Der serbische Präsident Aleksandar Vučić und der kosovarische Premier Avdullah Hoti machten gute Miene zum merkwürdig zusammengestoppelten Inhalt des Dokuments, das in Anwesenheit von US-Präsident Donald Trump unterschrieben wurde. Bei den Punkten, die auf dem Papier aufgelistet wurden handelte es sich jedenfalls nicht um eine "wirtschaftliche Normalisierung" zwischen den beiden Staaten, wie dies der Titel versprach.

Alter Hut

Die angeführten Vereinbarungen, Eisenbahn- und Autobahnverbindungen zu bauen, sind ein alter Hut und wurden bereits im Vorjahr unterschrieben. Zudem gibt es im Kosovo auch Kritik an der geplanten Streckenführung dieser Eisenbahn, weil sie in Konkurrenz zu einem Projekt der Europäischen Bank für Wiederaufbau und Entwicklung steht, das bereits viel weiter gediehen ist. Es ist fraglich, was davon umgesetzt wird, falls Trump nicht wiedergewählt wird.

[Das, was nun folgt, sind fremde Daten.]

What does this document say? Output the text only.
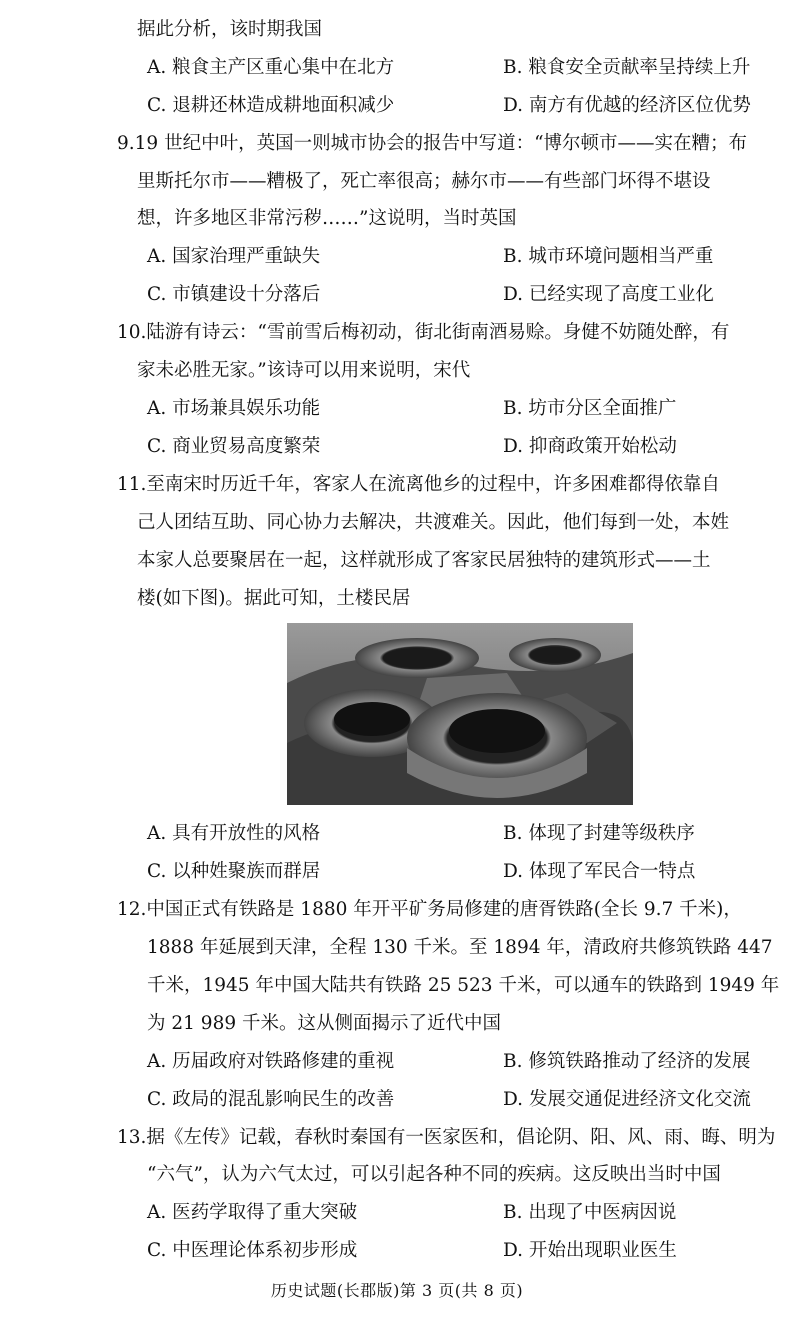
据此分析，该时期我国
A. 粮食主产区重心集中在北方	B. 粮食安全贡献率呈持续上升
C. 退耕还林造成耕地面积减少	D. 南方有优越的经济区位优势
9.19 世纪中叶，英国一则城市协会的报告中写道：“博尔顿市——实在糟；布
里斯托尔市——糟极了，死亡率很高；赫尔市——有些部门坏得不堪设
想，许多地区非常污秽……”这说明，当时英国
A. 国家治理严重缺失	B. 城市环境问题相当严重
C. 市镇建设十分落后	D. 已经实现了高度工业化
10.陆游有诗云：“雪前雪后梅初动，街北街南酒易赊。身健不妨随处醉，有
家未必胜无家。”该诗可以用来说明，宋代
A. 市场兼具娱乐功能	B. 坊市分区全面推广
C. 商业贸易高度繁荣	D. 抑商政策开始松动
11.至南宋时历近千年，客家人在流离他乡的过程中，许多困难都得依靠自
己人团结互助、同心协力去解决，共渡难关。因此，他们每到一处，本姓
本家人总要聚居在一起，这样就形成了客家民居独特的建筑形式——土
楼(如下图)。据此可知，土楼民居
A. 具有开放性的风格	B. 体现了封建等级秩序
C. 以种姓聚族而群居	D. 体现了军民合一特点
12.中国正式有铁路是 1880 年开平矿务局修建的唐胥铁路(全长 9.7 千米)，
1888 年延展到天津，全程 130 千米。至 1894 年，清政府共修筑铁路 447
千米，1945 年中国大陆共有铁路 25 523 千米，可以通车的铁路到 1949 年
为 21 989 千米。这从侧面揭示了近代中国
A. 历届政府对铁路修建的重视	B. 修筑铁路推动了经济的发展
C. 政局的混乱影响民生的改善	D. 发展交通促进经济文化交流
13.据《左传》记载，春秋时秦国有一医家医和，倡论阴、阳、风、雨、晦、明为
“六气”，认为六气太过，可以引起各种不同的疾病。这反映出当时中国
A. 医药学取得了重大突破	B. 出现了中医病因说
C. 中医理论体系初步形成	D. 开始出现职业医生
历史试题(长郡版)第 3 页(共 8 页)
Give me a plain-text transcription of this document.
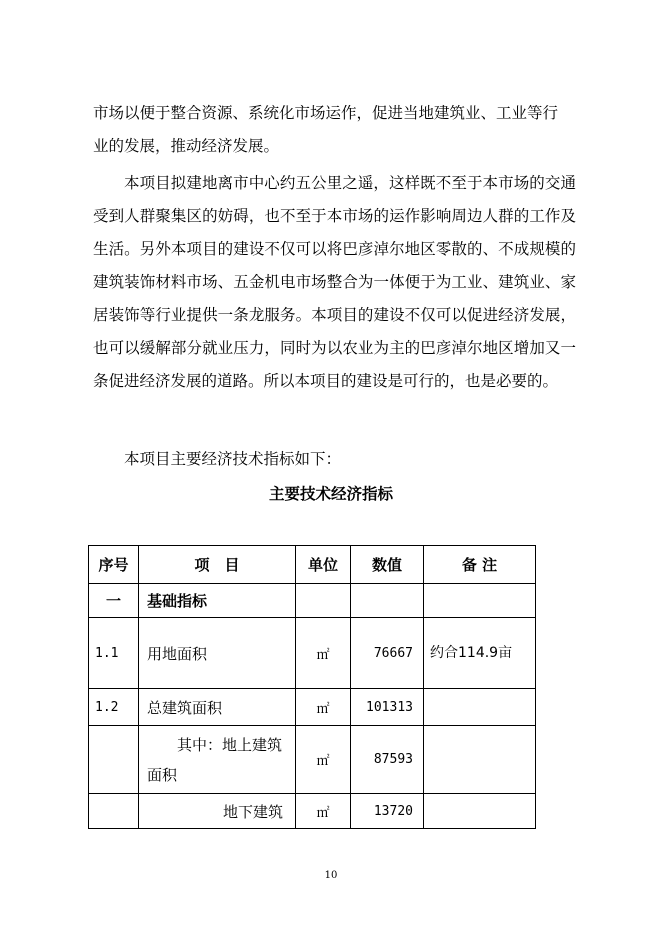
市场以便于整合资源、系统化市场运作，促进当地建筑业、工业等行
业的发展，推动经济发展。

本项目拟建地离市中心约五公里之遥，这样既不至于本市场的交通受到人群聚集区的妨碍，也不至于本市场的运作影响周边人群的工作及生活。另外本项目的建设不仅可以将巴彦淖尔地区零散的、不成规模的建筑装饰材料市场、五金机电市场整合为一体便于为工业、建筑业、家居装饰等行业提供一条龙服务。本项目的建设不仅可以促进经济发展，也可以缓解部分就业压力，同时为以农业为主的巴彦淖尔地区增加又一条促进经济发展的道路。所以本项目的建设是可行的，也是必要的。

本项目主要经济技术指标如下：

主要技术经济指标
序号	项　目	单位	数值	备 注
一	基础指标			
1.1	用地面积	㎡	76667	约合114.9亩
1.2	总建筑面积	㎡	101313	
	其中：地上建筑面积	㎡	87593	
	地下建筑	㎡	13720	
10
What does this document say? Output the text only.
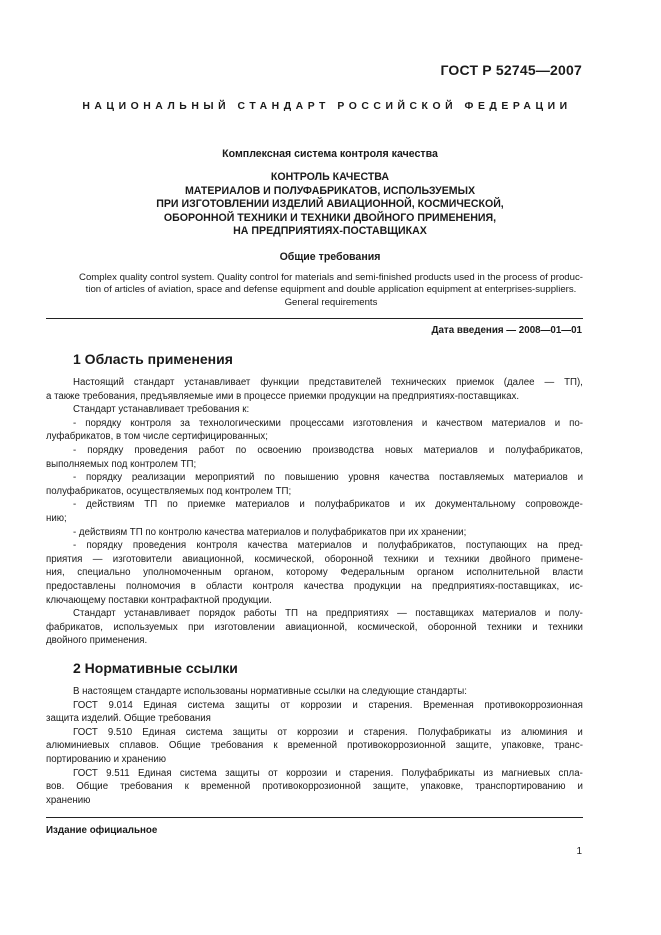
ГОСТ Р 52745—2007
НАЦИОНАЛЬНЫЙ СТАНДАРТ РОССИЙСКОЙ ФЕДЕРАЦИИ
Комплексная система контроля качества
КОНТРОЛЬ КАЧЕСТВА
МАТЕРИАЛОВ И ПОЛУФАБРИКАТОВ, ИСПОЛЬЗУЕМЫХ
ПРИ ИЗГОТОВЛЕНИИ ИЗДЕЛИЙ АВИАЦИОННОЙ, КОСМИЧЕСКОЙ,
ОБОРОННОЙ ТЕХНИКИ И ТЕХНИКИ ДВОЙНОГО ПРИМЕНЕНИЯ,
НА ПРЕДПРИЯТИЯХ-ПОСТАВЩИКАХ
Общие требования
Complex quality control system. Quality control for materials and semi-finished products used in the process of produc-
tion of articles of aviation, space and defense equipment and double application equipment at enterprises-suppliers.
General requirements
Дата введения — 2008—01—01
1 Область применения
Настоящий стандарт устанавливает функции представителей технических приемок (далее — ТП),
а также требования, предъявляемые ими в процессе приемки продукции на предприятиях-поставщиках.
Стандарт устанавливает требования к:
- порядку контроля за технологическими процессами изготовления и качеством материалов и по-
луфабрикатов, в том числе сертифицированных;
- порядку проведения работ по освоению производства новых материалов и полуфабрикатов,
выполняемых под контролем ТП;
- порядку реализации мероприятий по повышению уровня качества поставляемых материалов и
полуфабрикатов, осуществляемых под контролем ТП;
- действиям ТП по приемке материалов и полуфабрикатов и их документальному сопровожде-
нию;
- действиям ТП по контролю качества материалов и полуфабрикатов при их хранении;
- порядку проведения контроля качества материалов и полуфабрикатов, поступающих на пред-
приятия — изготовители авиационной, космической, оборонной техники и техники двойного примене-
ния, специально уполномоченным органом, которому Федеральным органом исполнительной власти
предоставлены полномочия в области контроля качества продукции на предприятиях-поставщиках, ис-
ключающему поставки контрафактной продукции.
Стандарт устанавливает порядок работы ТП на предприятиях — поставщиках материалов и полу-
фабрикатов, используемых при изготовлении авиационной, космической, оборонной техники и техники
двойного применения.
2 Нормативные ссылки
В настоящем стандарте использованы нормативные ссылки на следующие стандарты:
ГОСТ 9.014 Единая система защиты от коррозии и старения. Временная противокоррозионная
защита изделий. Общие требования
ГОСТ 9.510 Единая система защиты от коррозии и старения. Полуфабрикаты из алюминия и
алюминиевых сплавов. Общие требования к временной противокоррозионной защите, упаковке, транс-
портированию и хранению
ГОСТ 9.511 Единая система защиты от коррозии и старения. Полуфабрикаты из магниевых спла-
вов. Общие требования к временной противокоррозионной защите, упаковке, транспортированию и
хранению
Издание официальное
1
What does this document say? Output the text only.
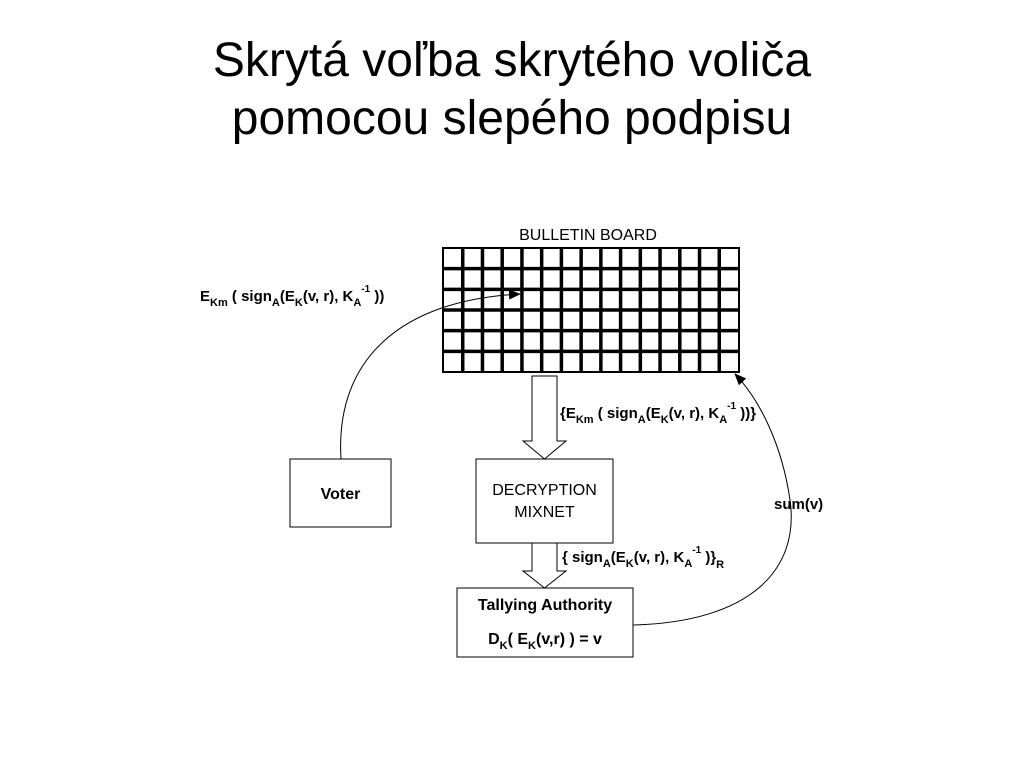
Skrytá voľba skrytého voliča
pomocou slepého podpisu
BULLETIN BOARD
Voter	DECRYPTION
MIXNET
Tallying Authority
$D_K$( $E_K(v,r)$ ) = v
$E_{Km}$ ( $sign_A(E_K(v$, r), $K_A^{-1}$ ))
{$E_{Km}$ ( $sign_A(E_K(v$, r), $K_A^{-1}$ ))}
{ $sign_A(E_K(v$, r), $K_A^{-1}$ )}$_R$
sum(v)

Klar ist auch, dass es sich nicht um ein rechtlich verbindliches Abkommen zwischen den beiden Staaten, sondern um zwei Dokumente – jenes für Serbien und jenes für Kosovo enthielten andere Passagen – handelt. Eine Verbesserung der Handelsbeziehungen ist daraus nicht ablesbar, vielmehr haben sich die USA aber per Unterschrift einige Vorteile gesichert. So hat Serbien etwa zugesagt, dass die USA ein Finanzierungsbüro für Entwicklungsprojekte in Belgrad aufmachen können.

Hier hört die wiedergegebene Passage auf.